Do you know when you need to keep certain data, or when you’re clear to send it on its merry way to be deleted? Storing everything for an indeterminate amount of time is hardly practical, but knowing what’s safe to get rid of and what you should keep is an issue many organizations struggle with when dealing with the growth of unstructured data.
The problems associated with the growth of unstructured data aren’t new to many people, and some may even convince themselves that it’s not an issue. But that’s likely not the case, according to Randy Kerns, senior strategist and analyst at Evaluator Group.
“Almost everybody has some percentage of growth,” Kerns explained. “What we typically see is somewhere between 20% and 35% growth rate, organically. Then we also see a significant number of our clients that have [the] introduction of some big data projects that came from outside. IT wasn’t part of it — that just got dumped on them — and so they end up with some huge spike they have to deal with.”
In his Storage Decisions session, “Scale-up, scale-out: A survival guide for coping with capacity growth,” Kerns discussed the growth of unstructured data, and how those who have to deal with it are probably not completely prepared.

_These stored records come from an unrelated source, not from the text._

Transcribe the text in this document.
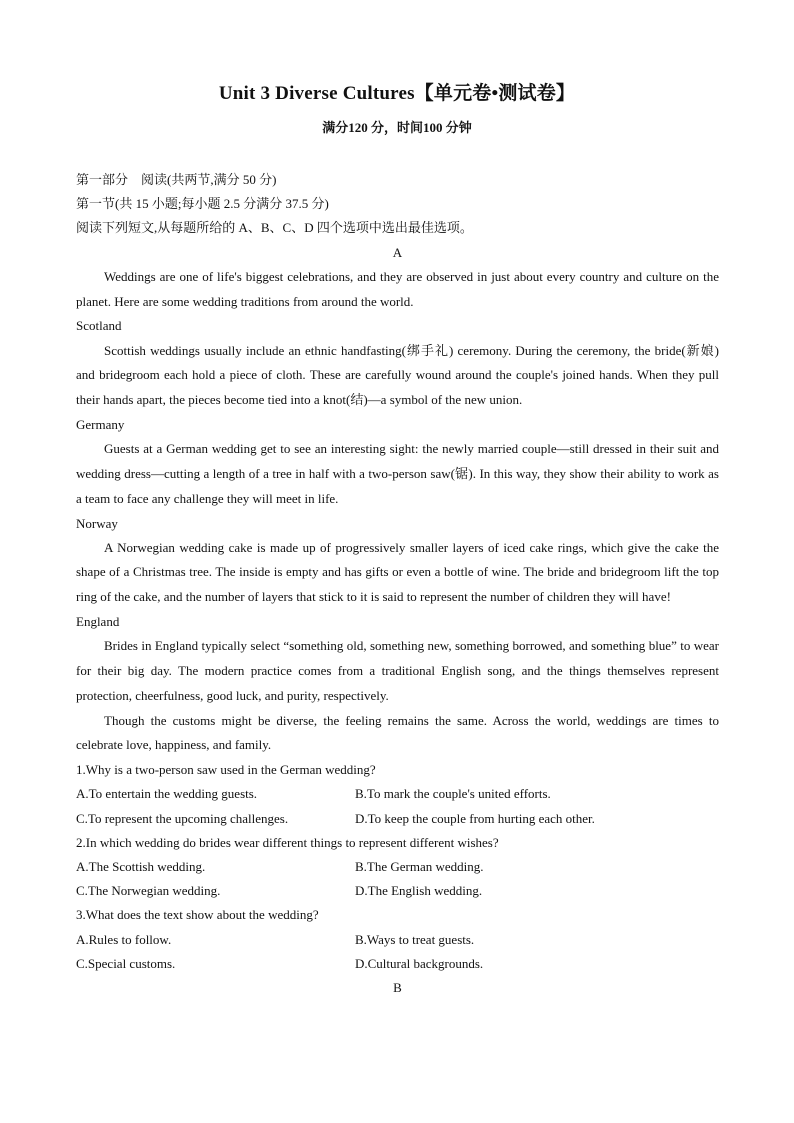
Unit 3 Diverse Cultures【单元卷•测试卷】
满分120 分，时间100 分钟
第一部分　阅读(共两节,满分 50 分)
第一节(共 15 小题;每小题 2.5 分满分 37.5 分)
阅读下列短文,从每题所给的 A、B、C、D 四个选项中选出最佳选项。
A

Weddings are one of life's biggest celebrations, and they are observed in just about every country and culture on the planet. Here are some wedding traditions from around the world.

Scotland

Scottish weddings usually include an ethnic handfasting(绑手礼) ceremony. During the ceremony, the bride(新娘) and bridegroom each hold a piece of cloth. These are carefully wound around the couple's joined hands. When they pull their hands apart, the pieces become tied into a knot(结)—a symbol of the new union.

Germany

Guests at a German wedding get to see an interesting sight: the newly married couple—still dressed in their suit and wedding dress—cutting a length of a tree in half with a two-person saw(锯). In this way, they show their ability to work as a team to face any challenge they will meet in life.

Norway

A Norwegian wedding cake is made up of progressively smaller layers of iced cake rings, which give the cake the shape of a Christmas tree. The inside is empty and has gifts or even a bottle of wine. The bride and bridegroom lift the top ring of the cake, and the number of layers that stick to it is said to represent the number of children they will have!

England

Brides in England typically select “something old, something new, something borrowed, and something blue” to wear for their big day. The modern practice comes from a traditional English song, and the things themselves represent protection, cheerfulness, good luck, and purity, respectively.

Though the customs might be diverse, the feeling remains the same. Across the world, weddings are times to celebrate love, happiness, and family.

1.Why is a two-person saw used in the German wedding?
A.To entertain the wedding guests.	B.To mark the couple's united efforts.
C.To represent the upcoming challenges.	D.To keep the couple from hurting each other.
2.In which wedding do brides wear different things to represent different wishes?
A.The Scottish wedding.	B.The German wedding.
C.The Norwegian wedding.	D.The English wedding.
3.What does the text show about the wedding?
A.Rules to follow.	B.Ways to treat guests.
C.Special customs.	D.Cultural backgrounds.
B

So, how do you deal with unstructured data? Defensible deletioncan be effective, but it’s not always an option. Many in IT are reluctant to delete data because they don’t know who it belongs to, or if it will be needed down the line.
“They keep it, and, primarily because they’re not sure, or who owns the data hasn’t authorized it, deleting data isn’t really an option for most,” Kerns explained. “And so, we get all this data in, and we just keep it, and it costs us.”
If you can’t delete data, and it keeps growing consistently, the situation might seem helpless. However, Kerns outlined a few best practices. First, deal with it early. As capacity grows, problems will develop, so face issues from the start.
Having a strategy in place will help you deal with concerns that may arise from the growth of unstructured data, and protect you from possible surprises. A scale-up or scale-out approach as more capacity is needed, and taking advantage of practices like external tiering, can help with capacity issues and performance.